ORIGINAL PHOTO: Lesley Paris
Bored Games formed around the punk rock self-belief of Kaikorai High schoolboy Shayne Carter. Snotty front man Shayne along with fellow band aspirationals Wayne Elsey, Fraser Batts, Jeff Harford and Jonathan Moore learned to play together and then perform as Bored Games for a year and a half from 1979 to mid 1981. This was a time when it was hard for an underage band, especially a troublesome punk one, to make progress. With no access to licensed venues and a subsequent lack of income, options for further development were limited. Battle of the Band events became the focus of all or nothing desperation. Disillusioned Wayne Elsey left to join The Stones to be replaced by Terry Moore. But the Bored Games were soon done with making modern music in a generally unhelpful and insular Dunedin.

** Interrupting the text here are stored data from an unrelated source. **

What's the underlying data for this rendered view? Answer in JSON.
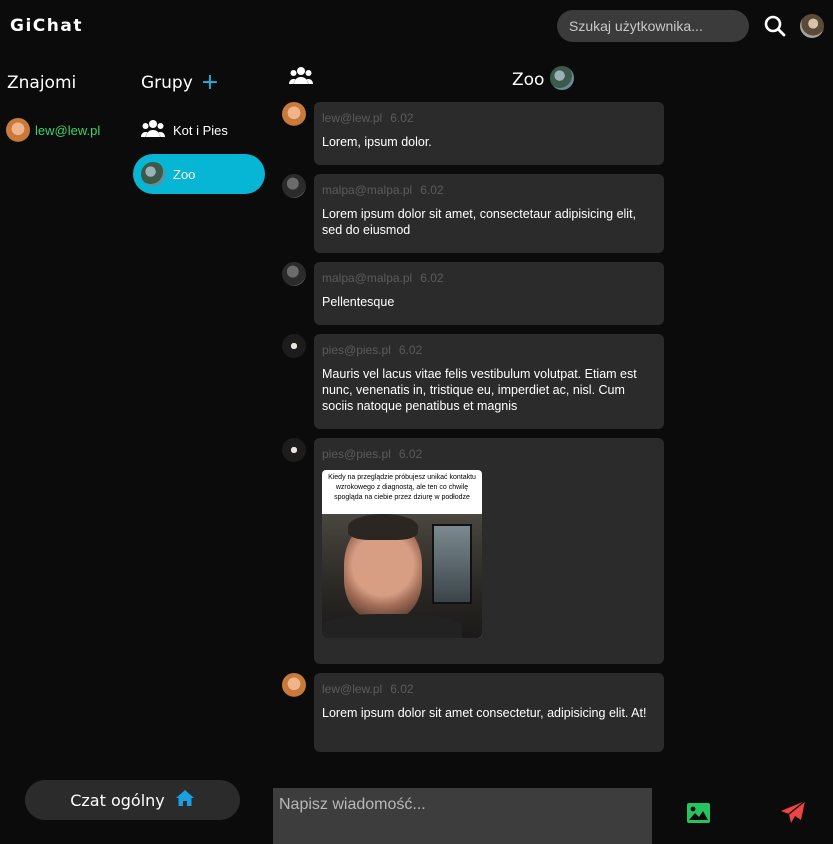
{
  "app": {
    "brand": "GiChat"
  },
  "search": {
    "placeholder": "Szukaj użytkownika..."
  },
  "icons": {
    "search": "search-icon",
    "users": "users-icon",
    "plus": "plus-icon",
    "home": "home-icon",
    "image": "image-icon",
    "send": "send-icon"
  },
  "colors": {
    "accent": "#06b6d4",
    "friend_name": "#3bd16f",
    "send": "#ef4444",
    "image_button": "#22c55e",
    "home_icon": "#1a9fe0"
  },
  "friends": {
    "heading": "Znajomi",
    "items": [
      {
        "name": "lew@lew.pl"
      }
    ]
  },
  "groups": {
    "heading": "Grupy",
    "add_label": "+",
    "items": [
      {
        "name": "Kot i Pies"
      },
      {
        "name": "Zoo"
      }
    ]
  },
  "chat": {
    "title": "Zoo",
    "messages": [
      {
        "author": "lew@lew.pl",
        "time": "6.02",
        "text": "Lorem, ipsum dolor."
      },
      {
        "author": "malpa@malpa.pl",
        "time": "6.02",
        "text": "Lorem ipsum dolor sit amet, consectetaur adipisicing elit, sed do eiusmod"
      },
      {
        "author": "malpa@malpa.pl",
        "time": "6.02",
        "text": "Pellentesque"
      },
      {
        "author": "pies@pies.pl",
        "time": "6.02",
        "text": "Mauris vel lacus vitae felis vestibulum volutpat. Etiam est nunc, venenatis in, tristique eu, imperdiet ac, nisl. Cum sociis natoque penatibus et magnis"
      },
      {
        "author": "pies@pies.pl",
        "time": "6.02",
        "image_caption": "Kiedy na przeglądzie próbujesz unikać kontaktu wzrokowego z diagnostą, ale ten co chwilę spogląda na ciebie przez dziurę w podłodze"
      },
      {
        "author": "lew@lew.pl",
        "time": "6.02",
        "text": "Lorem ipsum dolor sit amet consectetur, adipisicing elit. At!"
      }
    ]
  },
  "footer": {
    "home_label": "Czat ogólny",
    "composer_placeholder": "Napisz wiadomość..."
  }
}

Soon after their demise Dunedin music blew upon the national stage big time. The Clean released ‘Tally Ho!’ and Boodle Boodle Boodle before the end of 1981 to chart and sales success. Then 4 younger Dunedin bands recorded the Dunedin Double; these bands were maturing musically and starting to build national followings. It would appear Bored Games had broken up prematurely and missed the sailing of a flotilla.

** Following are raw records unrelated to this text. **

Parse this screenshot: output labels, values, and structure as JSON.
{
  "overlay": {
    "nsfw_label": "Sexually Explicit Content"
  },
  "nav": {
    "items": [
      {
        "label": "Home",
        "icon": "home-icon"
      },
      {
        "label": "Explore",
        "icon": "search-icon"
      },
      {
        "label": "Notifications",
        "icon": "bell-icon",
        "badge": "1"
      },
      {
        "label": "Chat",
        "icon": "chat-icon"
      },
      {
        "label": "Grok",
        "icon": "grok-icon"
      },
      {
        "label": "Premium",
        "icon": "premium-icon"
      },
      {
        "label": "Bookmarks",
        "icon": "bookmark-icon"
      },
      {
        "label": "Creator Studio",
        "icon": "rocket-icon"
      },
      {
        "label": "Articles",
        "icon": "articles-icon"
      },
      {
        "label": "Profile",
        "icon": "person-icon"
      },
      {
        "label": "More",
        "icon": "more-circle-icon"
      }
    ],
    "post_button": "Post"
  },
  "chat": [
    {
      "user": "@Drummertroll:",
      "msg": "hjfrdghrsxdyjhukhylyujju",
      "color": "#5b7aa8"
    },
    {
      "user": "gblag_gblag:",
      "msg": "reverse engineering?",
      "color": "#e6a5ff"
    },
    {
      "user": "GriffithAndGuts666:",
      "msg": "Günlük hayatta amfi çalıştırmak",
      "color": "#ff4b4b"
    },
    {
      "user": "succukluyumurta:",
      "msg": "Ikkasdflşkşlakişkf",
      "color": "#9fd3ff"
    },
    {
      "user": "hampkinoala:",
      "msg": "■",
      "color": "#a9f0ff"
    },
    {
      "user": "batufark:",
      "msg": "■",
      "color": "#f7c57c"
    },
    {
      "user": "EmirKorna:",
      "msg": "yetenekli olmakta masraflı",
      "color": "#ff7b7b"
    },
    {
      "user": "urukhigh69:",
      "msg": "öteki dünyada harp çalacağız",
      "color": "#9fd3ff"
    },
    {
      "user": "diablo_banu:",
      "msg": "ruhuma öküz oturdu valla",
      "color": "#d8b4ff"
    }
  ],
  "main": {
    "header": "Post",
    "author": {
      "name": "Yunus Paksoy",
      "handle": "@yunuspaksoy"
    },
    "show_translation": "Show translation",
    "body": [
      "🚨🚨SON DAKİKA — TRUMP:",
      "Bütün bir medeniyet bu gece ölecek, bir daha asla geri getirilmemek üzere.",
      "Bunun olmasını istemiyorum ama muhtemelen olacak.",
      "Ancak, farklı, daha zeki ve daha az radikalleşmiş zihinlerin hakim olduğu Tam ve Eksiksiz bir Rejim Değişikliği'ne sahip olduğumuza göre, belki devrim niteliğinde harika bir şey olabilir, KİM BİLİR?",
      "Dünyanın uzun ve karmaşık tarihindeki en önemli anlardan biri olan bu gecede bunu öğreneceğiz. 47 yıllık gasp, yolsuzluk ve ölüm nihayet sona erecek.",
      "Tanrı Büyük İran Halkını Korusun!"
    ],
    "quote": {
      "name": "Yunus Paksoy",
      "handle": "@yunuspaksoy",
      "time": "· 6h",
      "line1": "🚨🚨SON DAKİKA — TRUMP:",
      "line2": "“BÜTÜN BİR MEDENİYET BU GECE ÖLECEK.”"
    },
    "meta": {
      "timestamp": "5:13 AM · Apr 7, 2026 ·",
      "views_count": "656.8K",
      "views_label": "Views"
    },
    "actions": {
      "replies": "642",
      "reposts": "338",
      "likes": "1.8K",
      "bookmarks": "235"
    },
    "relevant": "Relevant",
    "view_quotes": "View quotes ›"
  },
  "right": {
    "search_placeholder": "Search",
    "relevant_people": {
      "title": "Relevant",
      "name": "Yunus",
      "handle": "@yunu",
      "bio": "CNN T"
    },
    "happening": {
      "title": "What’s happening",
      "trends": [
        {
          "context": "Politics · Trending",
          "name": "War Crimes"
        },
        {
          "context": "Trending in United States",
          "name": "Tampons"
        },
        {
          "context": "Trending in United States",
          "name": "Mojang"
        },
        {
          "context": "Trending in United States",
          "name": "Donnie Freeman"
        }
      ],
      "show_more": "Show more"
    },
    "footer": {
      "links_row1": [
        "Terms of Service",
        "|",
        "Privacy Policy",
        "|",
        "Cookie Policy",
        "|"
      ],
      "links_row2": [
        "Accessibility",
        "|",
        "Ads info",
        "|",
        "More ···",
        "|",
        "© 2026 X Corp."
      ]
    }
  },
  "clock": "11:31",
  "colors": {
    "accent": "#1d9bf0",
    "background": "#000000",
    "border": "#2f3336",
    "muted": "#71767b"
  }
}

Rather than fade away almost completely, Bored Games saw the wind change and seized the opportunity now available to put down a marker, to get back together and record an EP for prosperity. Bored Games were lucky, they found Leigh Harrison at Dunedin radio station 4XO. An audio engineer who actually liked the band and who had the skill and a studio that could do a pretty good job of recording the band for $250. It’s not flash but it captures the tight intensity of the band and clearly highlights the quality of Shayne’s burgeoning songwriting skills. Other than for the recording there was no reformed band, no release tour, just a record release with their 4 best songs for the record buying public to make what they will.
By doing so Bored Games rewrote themselves back into the history of Dunedin music and helped put in place a small but significant building block in the long-lasting career of Shayne Carter.

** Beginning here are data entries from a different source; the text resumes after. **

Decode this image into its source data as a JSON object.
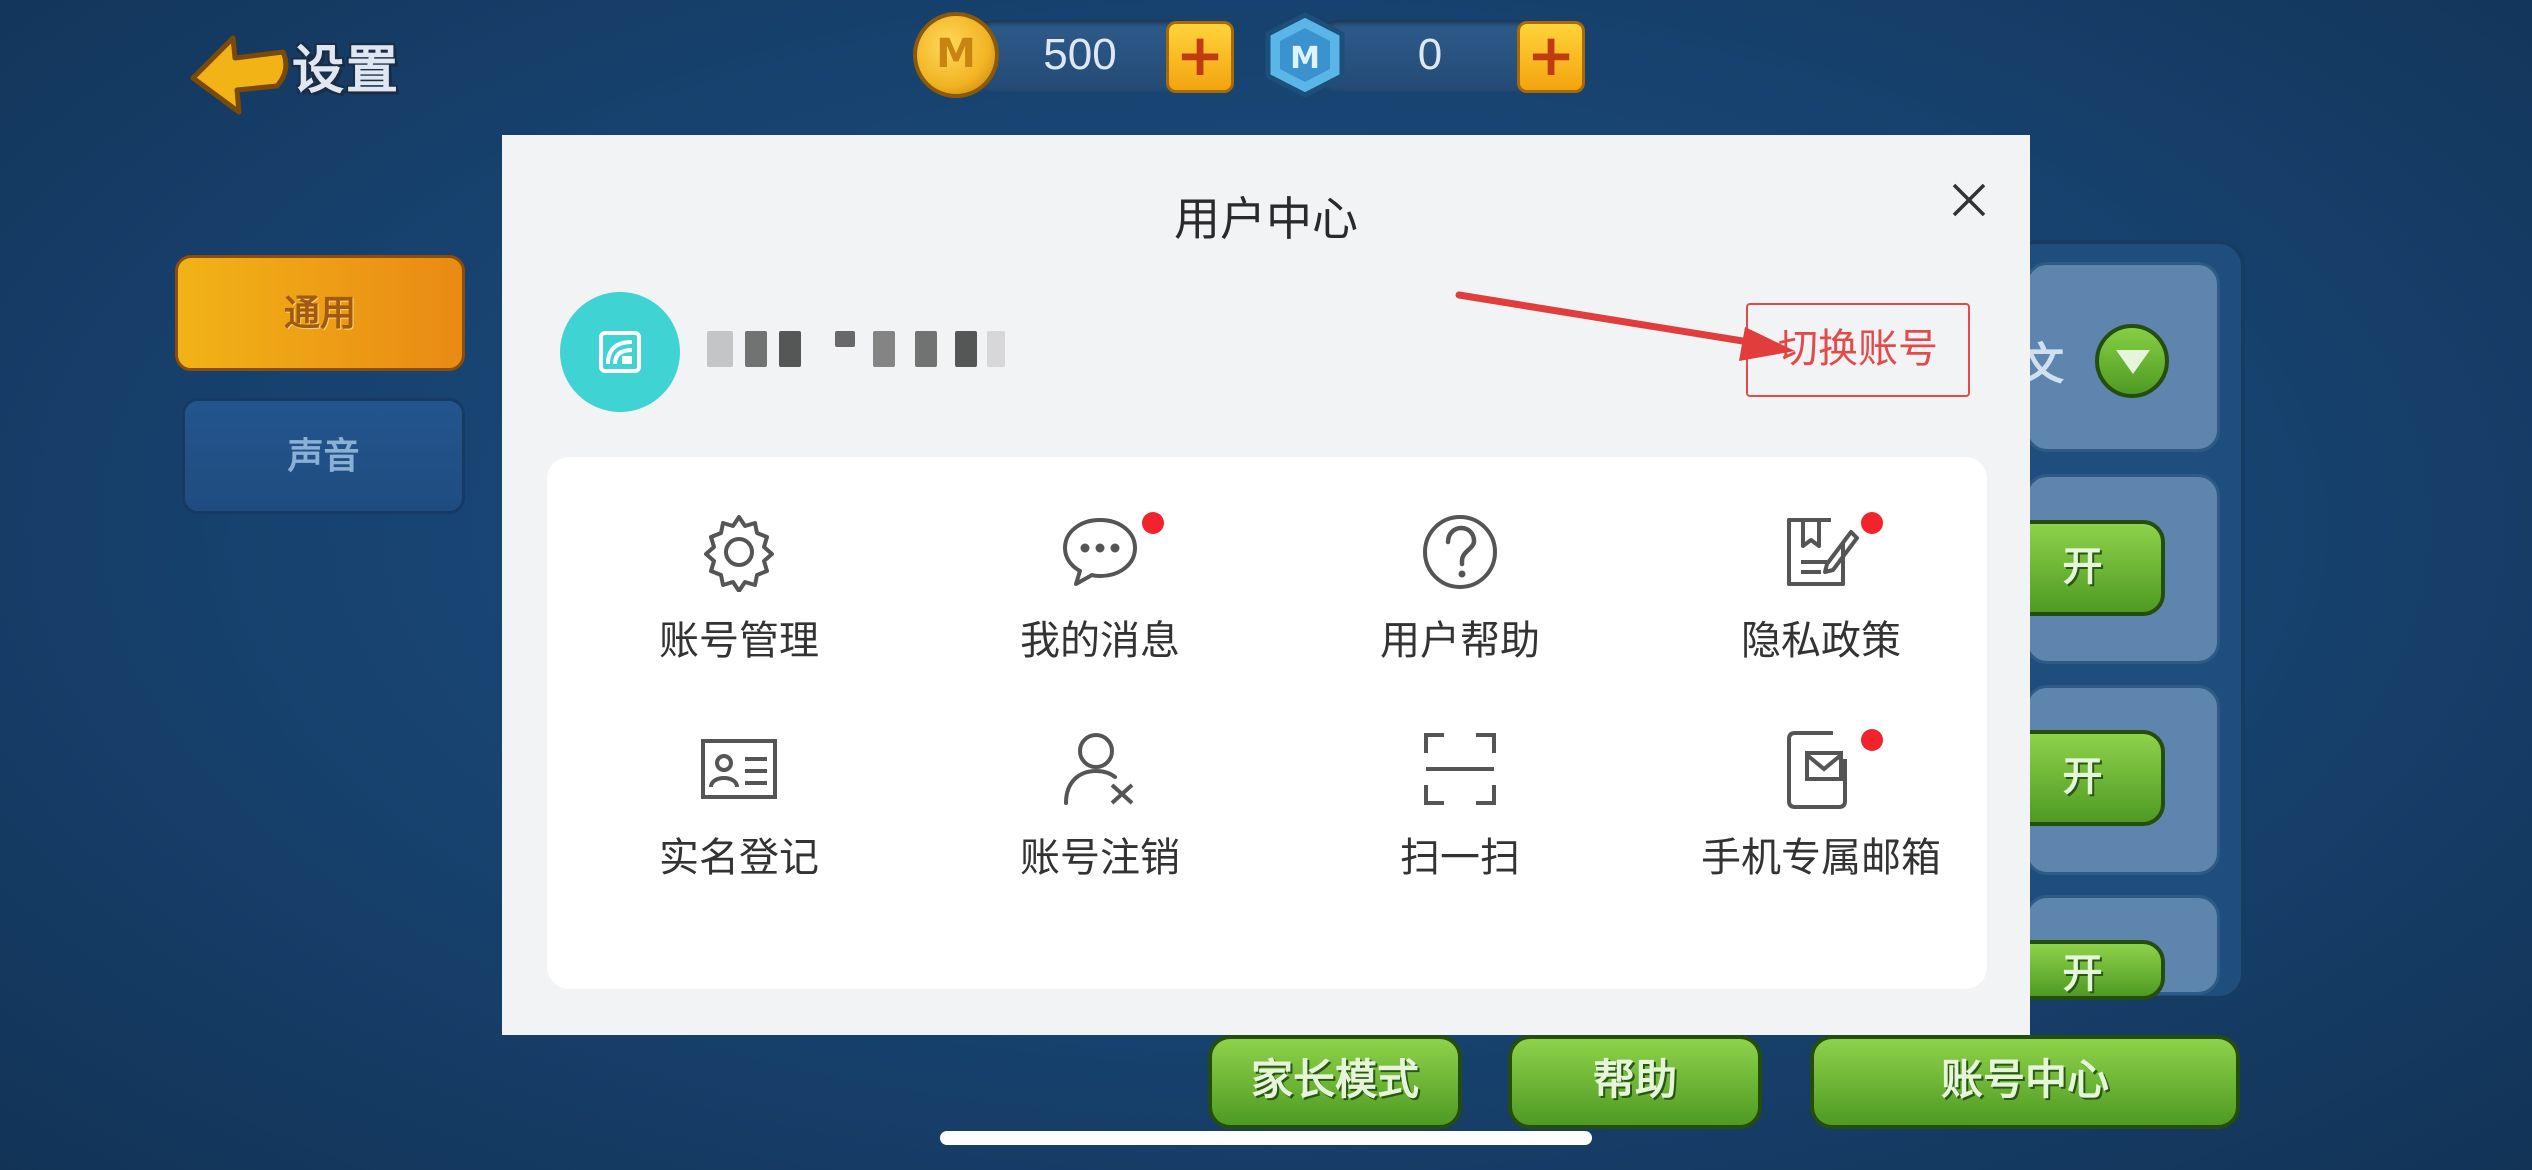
{
  "game": {
    "title": "设置",
    "coins": "500",
    "coin_symbol": "M",
    "gems": "0",
    "gem_symbol": "M",
    "plus": "+",
    "tabs": [
      {
        "label": "通用",
        "selected": true
      },
      {
        "label": "声音",
        "selected": false
      }
    ],
    "right_partial": [
      {
        "text": "文"
      },
      {
        "text": "开"
      },
      {
        "text": "开"
      },
      {
        "text": "开"
      }
    ],
    "bottom_buttons": [
      {
        "label": "家长模式"
      },
      {
        "label": "帮助"
      },
      {
        "label": "账号中心"
      }
    ]
  },
  "modal": {
    "title": "用户中心",
    "switch_account": "切换账号",
    "items": [
      {
        "label": "账号管理",
        "icon": "gear-icon",
        "badge": false
      },
      {
        "label": "我的消息",
        "icon": "chat-bubble-icon",
        "badge": true
      },
      {
        "label": "用户帮助",
        "icon": "question-circle-icon",
        "badge": false
      },
      {
        "label": "隐私政策",
        "icon": "document-edit-icon",
        "badge": true
      },
      {
        "label": "实名登记",
        "icon": "id-card-icon",
        "badge": false
      },
      {
        "label": "账号注销",
        "icon": "user-remove-icon",
        "badge": false
      },
      {
        "label": "扫一扫",
        "icon": "scan-icon",
        "badge": false
      },
      {
        "label": "手机专属邮箱",
        "icon": "phone-mail-icon",
        "badge": true
      }
    ]
  },
  "colors": {
    "accent_red": "#e24b4b",
    "badge_red": "#f2232d",
    "avatar": "#3fd3d3",
    "game_green": "#6bb534",
    "game_orange": "#f2b317"
  }
}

The front cover of Who Killed Colonel Mustard is a mess with photos of the band members heads, in various sizes and resolutions, stuck on to Cluedo like cards to which the title itself, Who Killed Colonel Mustard, alludes. Even in 1982 it was hard to find anyone under 40 years of age who had played Cluedo let alone knew what a butler was. A bored game?
The back cover is more revealing with another board game: Snakes and Ladders. Some of numbered squares on the universal and timeless climb to 100 and success (which here is to “sell 3 million records”) are amusing and revealing of the experiences of young band life. It clearly illustrates the set-backs and triumphs of a small-town band with an ambitious eye on the music business further north.
According to the record cover ‘Happy Endings’ and ‘I Don’t Get It’ are on the Marilyn side of the record. Marilyn Monroe’s once universally recognisable face consumes the whole record label resulting in the omission of important information like song titles and the record playing speed. ‘Happy Endings’ is the star song here and bounces along in a knowing pop song way. Flying Nun forked out a couple of hundred dollars for Peter Janes to make a very decent music video of that song which gave a wider New Zealand music buying public another window on Dunedin music when screened on Radio with Pictures.
The “Man” side of the disc has the Leonardo De Vinci drawing of the well-known stretched out multi limbed man. Of the songs ‘Joe 90’ and ‘Bridesmaid’, ‘Joe 90’ is probably the EPs winner and best shows the band for what they actually were: a punky power pop band who were plenty angry enough to avoid the dreaded New Wave tag.
For a band that had never left town and were long gone, Who Killed Colonel Mustard sold well nationally. The project fulfilled the objective of recording the best songs for prosperity.
Bored Games contributed players to other bands. Terry Moore joined The Chills. Jeff Harford later surfaced with The Rip. Wayne Elsey had got together with The Same’s Jeff Batts to form The Stones before eventually getting back together with Shayne Carter as Doublehappys. This time Shayne Carter was properly on his way but not before Wayne’s tragic death. Straitjacket Fits then became Shayne’s vehicle for international success before he settled into his later work as Dimmer.
Bored Games were a bunch of schoolboy punk rockers who worked their way into becoming a tight, concise and lyrically clever band. Possibly they were a band unable to develop past that sound and along the lines of the adventurous music that was starting to happen around them. Wayne Elsey sensed that when, inspired by The Clean, he left to form the bold and brazen The Stones. But Bored Games remain a key band in the early years of punk rock in Dunedin and Colonel Mustard is a lasting testament to their song writing skills and musicianship.